Think about your holiday traditions.
The What: Try to find out what traditions your children value. What would they miss if something changed? Do they value the annual trip to see Santa? Do they value a church service? Would they miss the annual service project? Is it important for them to touch base with both parents during a holiday? A lot of kids worry about one parent being alone or OK on holidays if they don’t get to see them. Talk to the kids about what they value and the traditions that are important to them.
In Collaborative Divorce, we often use a Child Neutral to help us understand the children’s perspectives on these issues. Once you know what the kids value, build those traditions into the co-parenting plan.
The When: Non-family lawyers talk about “Christmas”, “Hanukkah”, “Kwanzaa”, “Ramadan”, “Diwali”, “Thanksgiving” and other holidays, and everyone knows what that means colloquially. Family lawyers know that these holidays usually need to be defined in a co-parenting agreement. Is it the day of the holiday only? If so, is it all day or from a specific time in the morning to a specific time later in the day? Is it the entire holiday school break? Is it a long weekend? If it is an extended holiday over a period of days, how will that be shared? Is Thanksgiving just the Thursday, or is it the entire school break?

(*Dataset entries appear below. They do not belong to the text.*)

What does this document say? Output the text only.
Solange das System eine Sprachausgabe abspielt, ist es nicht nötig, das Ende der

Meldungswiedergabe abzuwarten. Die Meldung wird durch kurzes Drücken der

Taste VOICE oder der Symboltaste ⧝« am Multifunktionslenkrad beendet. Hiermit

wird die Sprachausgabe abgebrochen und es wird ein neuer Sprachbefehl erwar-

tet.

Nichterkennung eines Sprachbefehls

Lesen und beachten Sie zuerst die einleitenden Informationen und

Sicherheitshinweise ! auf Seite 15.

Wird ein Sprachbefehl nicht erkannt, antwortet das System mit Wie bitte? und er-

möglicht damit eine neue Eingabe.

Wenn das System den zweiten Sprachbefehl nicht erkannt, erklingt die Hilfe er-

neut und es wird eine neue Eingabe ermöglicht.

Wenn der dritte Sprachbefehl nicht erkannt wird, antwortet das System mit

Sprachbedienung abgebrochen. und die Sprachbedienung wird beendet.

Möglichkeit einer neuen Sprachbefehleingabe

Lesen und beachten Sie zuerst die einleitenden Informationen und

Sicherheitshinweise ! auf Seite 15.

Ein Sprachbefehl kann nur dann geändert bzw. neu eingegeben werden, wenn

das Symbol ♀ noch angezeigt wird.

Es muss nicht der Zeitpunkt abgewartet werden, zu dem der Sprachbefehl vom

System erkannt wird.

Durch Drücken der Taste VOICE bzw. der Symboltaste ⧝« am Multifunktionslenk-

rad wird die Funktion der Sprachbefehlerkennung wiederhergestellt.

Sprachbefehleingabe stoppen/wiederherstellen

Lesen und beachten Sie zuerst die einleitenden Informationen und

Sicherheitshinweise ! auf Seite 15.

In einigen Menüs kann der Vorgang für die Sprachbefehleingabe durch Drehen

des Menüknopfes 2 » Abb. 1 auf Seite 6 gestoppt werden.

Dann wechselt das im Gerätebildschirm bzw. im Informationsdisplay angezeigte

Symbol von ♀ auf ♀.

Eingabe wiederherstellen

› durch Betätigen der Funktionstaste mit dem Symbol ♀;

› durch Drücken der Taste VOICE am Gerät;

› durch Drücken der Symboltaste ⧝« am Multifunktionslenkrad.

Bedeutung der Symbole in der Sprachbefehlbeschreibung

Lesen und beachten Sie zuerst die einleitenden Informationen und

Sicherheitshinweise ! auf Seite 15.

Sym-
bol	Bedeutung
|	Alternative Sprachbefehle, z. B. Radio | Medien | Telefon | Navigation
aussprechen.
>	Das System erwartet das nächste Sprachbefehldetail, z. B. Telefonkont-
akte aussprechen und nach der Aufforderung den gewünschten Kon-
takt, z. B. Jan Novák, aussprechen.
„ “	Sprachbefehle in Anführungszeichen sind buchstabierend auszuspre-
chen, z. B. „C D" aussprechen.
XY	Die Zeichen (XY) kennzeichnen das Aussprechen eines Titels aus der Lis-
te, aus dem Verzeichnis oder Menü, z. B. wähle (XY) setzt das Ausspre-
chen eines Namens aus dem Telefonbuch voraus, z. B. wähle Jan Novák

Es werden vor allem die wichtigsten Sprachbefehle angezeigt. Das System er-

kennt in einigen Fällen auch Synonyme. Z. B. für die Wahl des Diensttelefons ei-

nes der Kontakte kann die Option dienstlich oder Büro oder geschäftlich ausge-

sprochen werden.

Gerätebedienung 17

Keep in mind that divorce will always bring change. Not all change is bad, and a lot of change is what we make of it. New traditions can be as good or better than the old ones. Traditions change over time in all families. It’s OK to create new traditions if they are built around what and who the kids’ value.
There is no one right way to handle holidays in a co-parenting agreement. But by focusing on what the kids value your family’s traditions, and clarity in how you define the holidays, you will simultaneously ease your children’s transitions into the new holiday routines and pre-empt unnecessary future conflict around holiday schedules.
In every initial consultation I tell my client that a solid divorce agreement that will stand the test of time is built on four pillars. Failing to address any of them makes a very unsteady platform from which to build your new future. Those pillars are: Legal Pillar:...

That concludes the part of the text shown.